何森源也は世界を変えるために自分のコピーを未来へと飛ばし、トガリという超人を生み出した。
俺は、世界を変えるために魔獣を狩り、反乱を止め、犯罪組織を取り込み、国体母艦を造り出し、魔獣災害で壊滅状態の王都を復興しようとしている。そして、今は、カルザン帝国のパンデミックを命懸けで、女達の命まで懸けて、治めた。
何森源也の理想とした世界にするためにだ!!
「流石は自分だ。考え方の方向性は同じだ。」
いつだったか、イズモリに話した言葉を思い出し、口に出す。
馬鹿でもわかる。
どこから、どこまでが、そうなのかはわからないが、何森源也が御膳立てして、俺が神のように崇められる状況を、何森源也がプロデュースしたのだ。
現に、自分の娘が救われたコルナは俺のことを神だと言い出した。
あのコルナがだ!
俺は神と崇められ、何森源也の理想とする世界を創り出す。
人が争わない、自然と調和した平和な世界。
その世界は俺が理想とした世界でもある。
だから、俺はその世界を創り出す。
「陛下。」
ズヌークの声だ。
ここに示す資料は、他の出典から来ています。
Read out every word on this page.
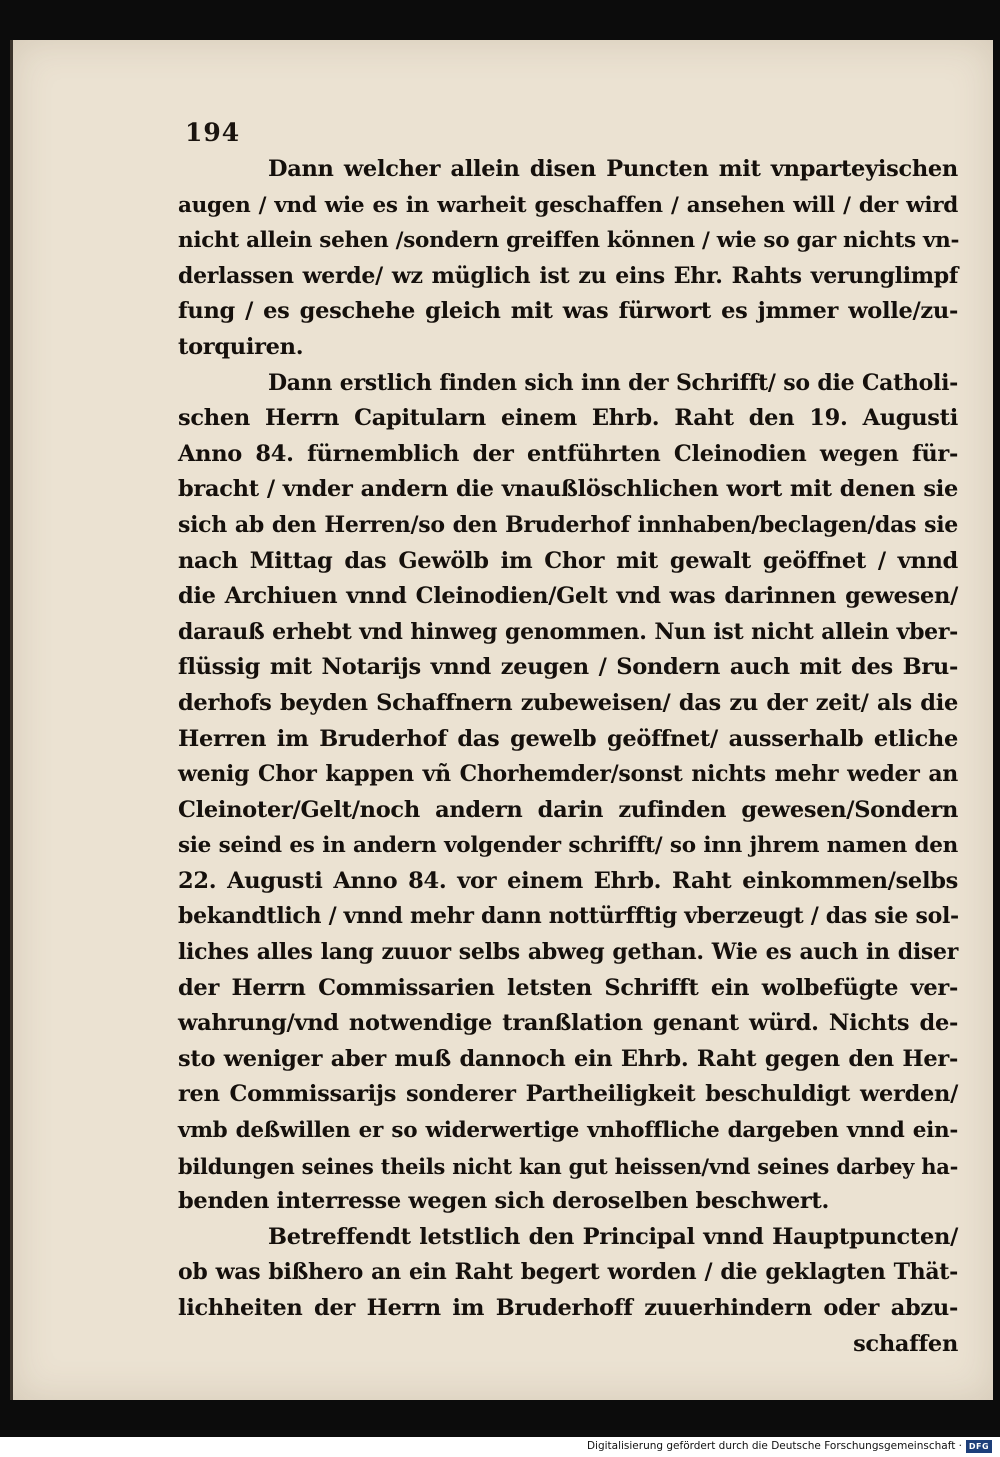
194
Dann welcher allein disen Puncten mit vnparteyischen
augen / vnd wie es in warheit geschaffen / ansehen will / der wird
nicht allein sehen /sondern greiffen können / wie so gar nichts vn-
derlassen werde/ wz müglich ist zu eins Ehr. Rahts verunglimpf
fung / es geschehe gleich mit was fürwort es jmmer wolle/zu-
torquiren.
Dann erstlich finden sich inn der Schrifft/ so die Catholi-
schen Herrn Capitularn einem Ehrb. Raht den 19. Augusti
Anno 84. fürnemblich der entführten Cleinodien wegen für-
bracht / vnder andern die vnaußlöschlichen wort mit denen sie
sich ab den Herren/so den Bruderhof innhaben/beclagen/das sie
nach Mittag das Gewölb im Chor mit gewalt geöffnet / vnnd
die Archiuen vnnd Cleinodien/Gelt vnd was darinnen gewesen/
darauß erhebt vnd hinweg genommen. Nun ist nicht allein vber-
flüssig mit Notarijs vnnd zeugen / Sondern auch mit des Bru-
derhofs beyden Schaffnern zubeweisen/ das zu der zeit/ als die
Herren im Bruderhof das gewelb geöffnet/ ausserhalb etliche
wenig Chor kappen vñ Chorhemder/sonst nichts mehr weder an
Cleinoter/Gelt/noch andern darin zufinden gewesen/Sondern
sie seind es in andern volgender schrifft/ so inn jhrem namen den
22. Augusti Anno 84. vor einem Ehrb. Raht einkommen/selbs
bekandtlich / vnnd mehr dann nottürfftig vberzeugt / das sie sol-
liches alles lang zuuor selbs abweg gethan. Wie es auch in diser
der Herrn Commissarien letsten Schrifft ein wolbefügte ver-
wahrung/vnd notwendige tranßlation genant würd. Nichts de-
sto weniger aber muß dannoch ein Ehrb. Raht gegen den Her-
ren Commissarijs sonderer Partheiligkeit beschuldigt werden/
vmb deßwillen er so widerwertige vnhoffliche dargeben vnnd ein-
bildungen seines theils nicht kan gut heissen/vnd seines darbey ha-
benden interresse wegen sich deroselben beschwert.
Betreffendt letstlich den Principal vnnd Hauptpuncten/
ob was bißhero an ein Raht begert worden / die geklagten Thät-
lichheiten der Herrn im Bruderhoff zuuerhindern oder abzu-
schaffen
Digitalisierung gefördert durch die Deutsche Forschungsgemeinschaft · DFG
石壁の所為でくぐもっている。
「トンナ様からは止められているのですが、申し訳ありません。カルザン帝国から会食のご招待が届いております。」
これも、理想の世界に近付けるための大事な一歩だ。
何森源也に背中を押されて、歩き出した俺の大事な一歩だ。
カルザン帝国を取り込み、ヤートと獣人の解放令が帝国の属国へと広がっていくのだ。
「わかった。今、行く。」
上体を起こす。無性に体が重い。
頭も重い。
イズモリ達が居なくなったのに、妙に頭の奥が重い。
手の中にコップと水を再構築しようとするが、コップの分子構成も組成元素もわからない。水は水素と酸素だとわかっているのに、どの粒子が水素なのかわからない。
以前、イズモリに聞いたことがある。
霊子金属を構成している分子に不明の分子が含まれているのに、どうして、分解、再構築が出来るんだ?
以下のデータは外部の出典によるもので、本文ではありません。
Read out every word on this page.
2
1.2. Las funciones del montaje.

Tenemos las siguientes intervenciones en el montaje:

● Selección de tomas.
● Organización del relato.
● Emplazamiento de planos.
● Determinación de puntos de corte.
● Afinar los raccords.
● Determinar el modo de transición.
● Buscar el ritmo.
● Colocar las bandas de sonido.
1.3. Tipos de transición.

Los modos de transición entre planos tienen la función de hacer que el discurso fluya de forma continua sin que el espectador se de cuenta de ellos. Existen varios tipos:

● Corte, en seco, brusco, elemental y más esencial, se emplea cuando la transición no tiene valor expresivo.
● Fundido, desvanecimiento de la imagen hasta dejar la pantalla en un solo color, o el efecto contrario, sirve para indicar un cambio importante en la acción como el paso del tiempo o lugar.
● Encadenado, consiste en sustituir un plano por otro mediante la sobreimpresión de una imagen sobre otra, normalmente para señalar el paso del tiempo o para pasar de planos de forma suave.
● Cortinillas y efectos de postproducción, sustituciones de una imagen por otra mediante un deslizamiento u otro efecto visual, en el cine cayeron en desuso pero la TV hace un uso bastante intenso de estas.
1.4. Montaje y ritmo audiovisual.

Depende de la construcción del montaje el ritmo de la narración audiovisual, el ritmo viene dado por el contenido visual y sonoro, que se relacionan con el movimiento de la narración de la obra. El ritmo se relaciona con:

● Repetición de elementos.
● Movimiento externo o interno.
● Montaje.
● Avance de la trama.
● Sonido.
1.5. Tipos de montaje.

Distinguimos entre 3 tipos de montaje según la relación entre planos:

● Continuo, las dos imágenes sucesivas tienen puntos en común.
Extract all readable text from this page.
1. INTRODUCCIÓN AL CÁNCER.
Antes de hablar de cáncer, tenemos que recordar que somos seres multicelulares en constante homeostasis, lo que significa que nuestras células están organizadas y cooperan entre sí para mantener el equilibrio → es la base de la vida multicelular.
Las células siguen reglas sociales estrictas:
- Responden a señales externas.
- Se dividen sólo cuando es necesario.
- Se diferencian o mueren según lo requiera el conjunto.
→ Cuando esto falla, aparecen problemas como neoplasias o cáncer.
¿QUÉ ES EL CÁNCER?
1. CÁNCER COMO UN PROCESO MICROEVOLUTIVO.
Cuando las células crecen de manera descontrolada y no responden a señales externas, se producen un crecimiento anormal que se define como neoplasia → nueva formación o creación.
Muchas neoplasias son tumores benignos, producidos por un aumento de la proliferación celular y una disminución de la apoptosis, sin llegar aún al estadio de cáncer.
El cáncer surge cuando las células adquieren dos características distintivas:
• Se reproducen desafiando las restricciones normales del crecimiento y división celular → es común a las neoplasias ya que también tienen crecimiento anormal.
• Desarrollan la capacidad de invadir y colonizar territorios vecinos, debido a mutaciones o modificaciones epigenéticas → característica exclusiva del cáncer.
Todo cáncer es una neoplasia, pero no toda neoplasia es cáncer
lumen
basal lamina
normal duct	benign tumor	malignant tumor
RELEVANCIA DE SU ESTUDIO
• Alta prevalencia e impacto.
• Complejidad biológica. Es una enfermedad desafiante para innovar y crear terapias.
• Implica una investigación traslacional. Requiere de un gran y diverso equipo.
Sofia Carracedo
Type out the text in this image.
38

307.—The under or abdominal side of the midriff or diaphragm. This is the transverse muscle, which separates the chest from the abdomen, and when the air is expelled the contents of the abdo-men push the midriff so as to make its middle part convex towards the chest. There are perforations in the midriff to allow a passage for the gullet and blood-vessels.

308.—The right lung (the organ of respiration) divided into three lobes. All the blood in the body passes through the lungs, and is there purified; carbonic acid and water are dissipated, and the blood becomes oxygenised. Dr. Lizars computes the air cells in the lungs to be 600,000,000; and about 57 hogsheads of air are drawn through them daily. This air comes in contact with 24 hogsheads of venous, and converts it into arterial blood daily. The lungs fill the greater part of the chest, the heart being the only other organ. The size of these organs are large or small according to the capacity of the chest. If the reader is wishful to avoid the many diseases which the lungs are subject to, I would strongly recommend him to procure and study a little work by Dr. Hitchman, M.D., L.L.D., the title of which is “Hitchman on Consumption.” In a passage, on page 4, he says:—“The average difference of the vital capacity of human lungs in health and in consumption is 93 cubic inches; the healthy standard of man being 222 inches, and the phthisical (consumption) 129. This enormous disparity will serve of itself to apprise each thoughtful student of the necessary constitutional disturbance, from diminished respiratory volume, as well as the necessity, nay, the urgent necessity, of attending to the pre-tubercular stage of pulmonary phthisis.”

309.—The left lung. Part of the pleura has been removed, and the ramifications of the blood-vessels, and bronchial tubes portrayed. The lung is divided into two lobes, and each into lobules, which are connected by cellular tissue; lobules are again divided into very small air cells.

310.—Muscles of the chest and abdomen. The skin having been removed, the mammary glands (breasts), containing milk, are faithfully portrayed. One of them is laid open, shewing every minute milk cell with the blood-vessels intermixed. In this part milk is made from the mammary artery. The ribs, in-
完成しているプラモデルを分解して、組み立て直すのと同じだ。
そうイズモリが答えたように思う。
あの時は、一度分解しただけで、どの部品が、どういう風に組み上がるかなんて覚えられねえよ。
たしか、そう、茶化した筈だ。
俺はそのプラモデルを組み立てたこともない。
目の前に広がる粒子は、ただの欠片だ。何の役にも立たないただの欠片。
力も失くした。
何もかも無くなった。
世界を変えようとする信念も。
イズモリも。
イチイハラも。
カナデラも。
タナハラも。
クシナハラも。
ああ、あまり待たしちゃいけない。
カルザンとの会食だ。
俺は立ち上がって、久しぶりに、自分の服を自分の手で整えた。